Hume also has some challenges to the notion of causation, which the cosmological argument relies heavily on. In his Dialogue, Hume puts forward an analogy of a house needing an architect – likewise the existence of an ordered universe requires a divine architect.
Finally Hume attacks the idea of a necessary being. These challenges relate specifically to Aquinas’ third way, as it relies on the notions of contingency and necessity. There is a deeper problem with the idea of a necessary being. Any being that exists can also not exist, and there is no contradiction implied in conceiving its non-existence, but this is exactly what would have to be the case, if its existence were necessary. So the term ‘necessary being’ makes no sense, any being claimed to exist may or may not exist. In Hume’s own words “All existential propositions are synthetic.”
Q. To what extent was Hume successful in his critique of the cosmological argument? (10 marks)

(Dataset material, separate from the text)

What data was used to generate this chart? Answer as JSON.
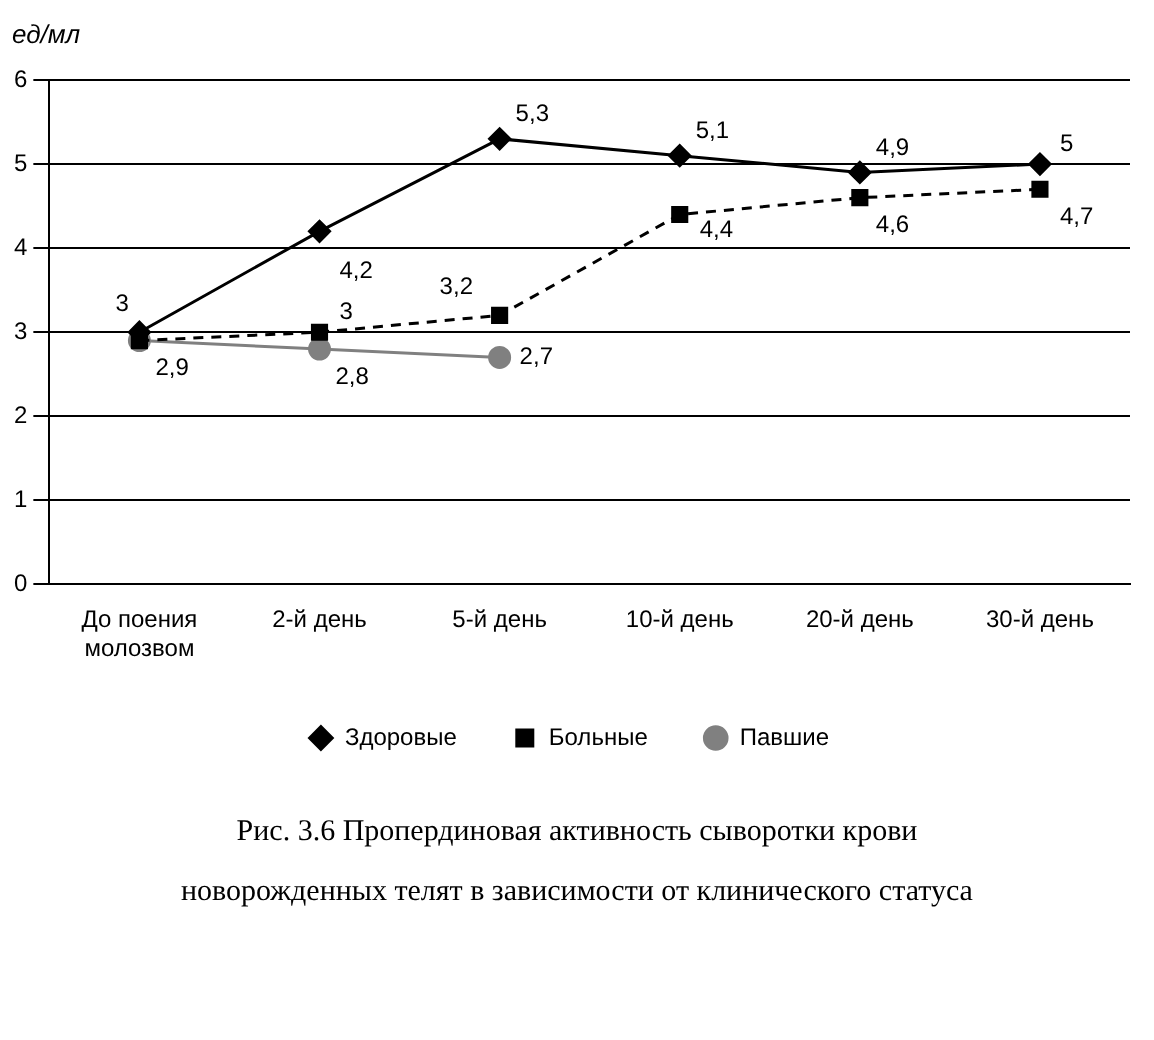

Hume makes some very important challenges to the Cosmological argument. One of the key areas he questions is the argument’s dependence upon what Leibniz named, the principle of sufficient reason. In this principle an adequate explanation must be a total explanation. The universe requires an explanation of itself as a whole but many would say, as Russell later told Copleston: “Then I can only say that you’re looking for something which can’t be got, and which one ought not to expect to get.”
Also if we are only entitled to talk about causes when we have had experience of them, then this argument would seem to be over-stretching itself in speculating upon what it cannot know.
On the other hand, there is of course a problem with stopping at a certain point and saying that we should seek no further explanation, in that it is a basic presupposition of all scientific work. However, even though a principle of rationality is that we can find an explanation for things, there is no guarantee that there will be one. So, I think Hume significantly weakens forms of the argument that depend on the principle of sufficient reason.
However, I think that Hume’s criticisms of a necessary being somewhat misunderstand what is meant by necessity. Some have said that this argument refers to a factually necessary being, not a logically necessary one, so that Hume’s point that any being may or may not exist is questionable because the argument seems to arrive a posteriori at a being that has to exist.
Hume has outlined some powerful problems with the argument, but they do not totally defeat it. I think we are at least entitled to ask the question of what caused the universe, as this is what modern physics does. The difficulty is in arriving at the Christian God as an answer to such a question. I think therefore that Hume was fairly but not completely successful in his criticisms of the argument.